Nordic noir author Helene Tursten takes a stab at short stories with this collection of darkly humorous tales in An Elderly Lady Is Up to No Good. Although she may seem a little vague at times, Maud is a resourceful octogenarian, surfing the internet and planning her (mis)adventures from the comfortable chair in her spacious Gothenburg flat. One thing at which Maud is especially good is solving problems. First, it’s the celebrity artist downstairs who wants Maud’s apartment. Then, it’s the former student who has designs on Maud’s first love, followed by the abusive attorney who lives upstairs. Finally, it’s the greedy antiques dealer who would love to get his hands on Maud’s treasures, even if he has to steal them...eventually drawing the attention of Tursten’s DI Irene Huss. Read this for the irreverent humor that pokes fun at stereotypes about aging, while concurrently giving Maud the agency she would too often be denied. Available in print, OverDrive ebook, and Hoopla audiobook.
Irving Stone’s epic-yet-accessible biographical fiction of Michelangelo, The Agony and the Ecstasy, opens when the 13-year-old artist enters Ghirlandaio’s studio. So why, you may wonder, include this in a list of books about older adults? Born in the Florentine Republic in 1475, Michelangelo came of age during the High Renaissance and became one of its longest-lived producing artists. He achieved some of his greatest works after turning 60, including The Last Judgment (fresco), the Florentine Pietà (sculpture), and St Peter’s Basilica (architecture).
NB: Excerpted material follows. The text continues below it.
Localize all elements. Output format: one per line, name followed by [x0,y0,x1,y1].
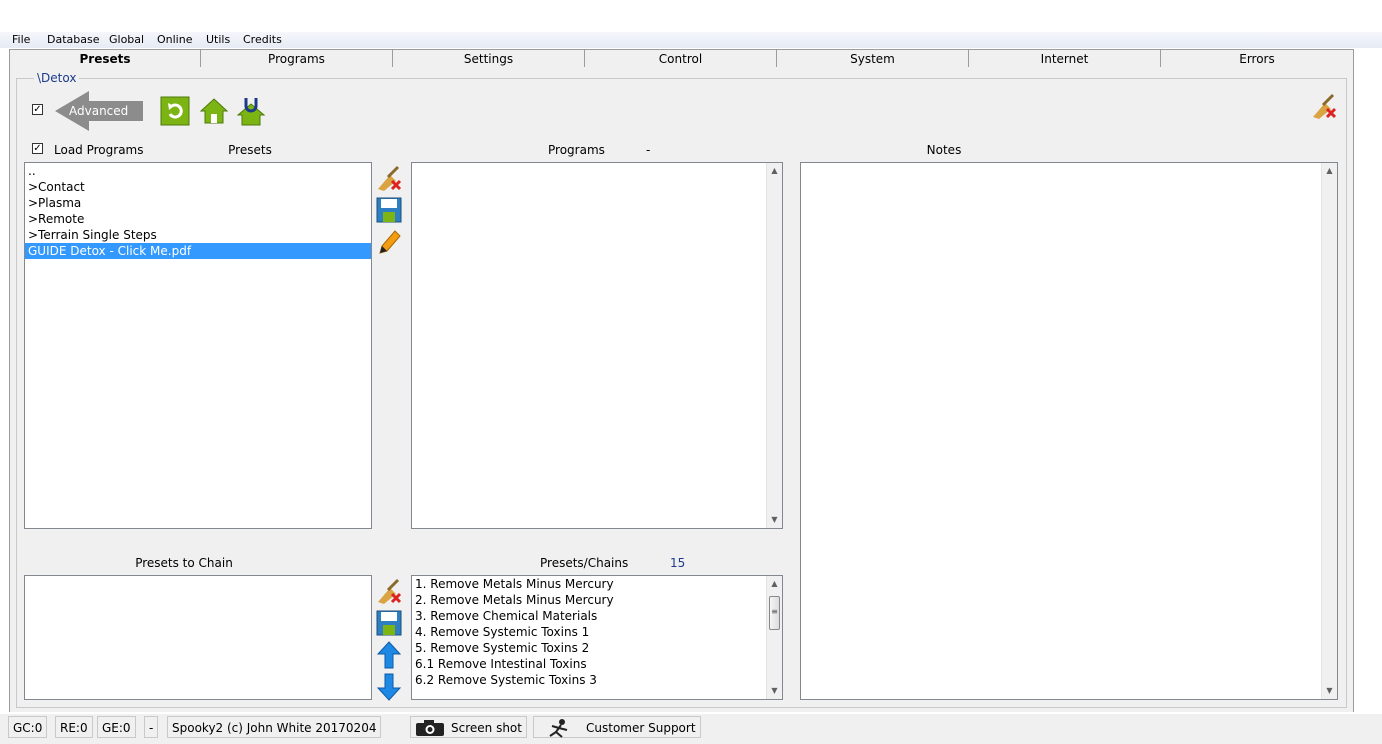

Stone’s biographical novel hits on the highlights of Michelangelo’s career, while providing (mostly) plausible personal details based on surviving records, including Michelangelo’s original poetry. (The movie is a condensed version, focusing on the interaction between 30-something Michelangelo and Julius II, who commissioned the Sistine Chapel ceiling.) Read this for its insight into Renaissance life, the excess of secular and papal courts, and the personal terribilità that drove one of the most influential artists in modern history. Available in print andOverDrive audiobook, or check out the film adaptation on DVD.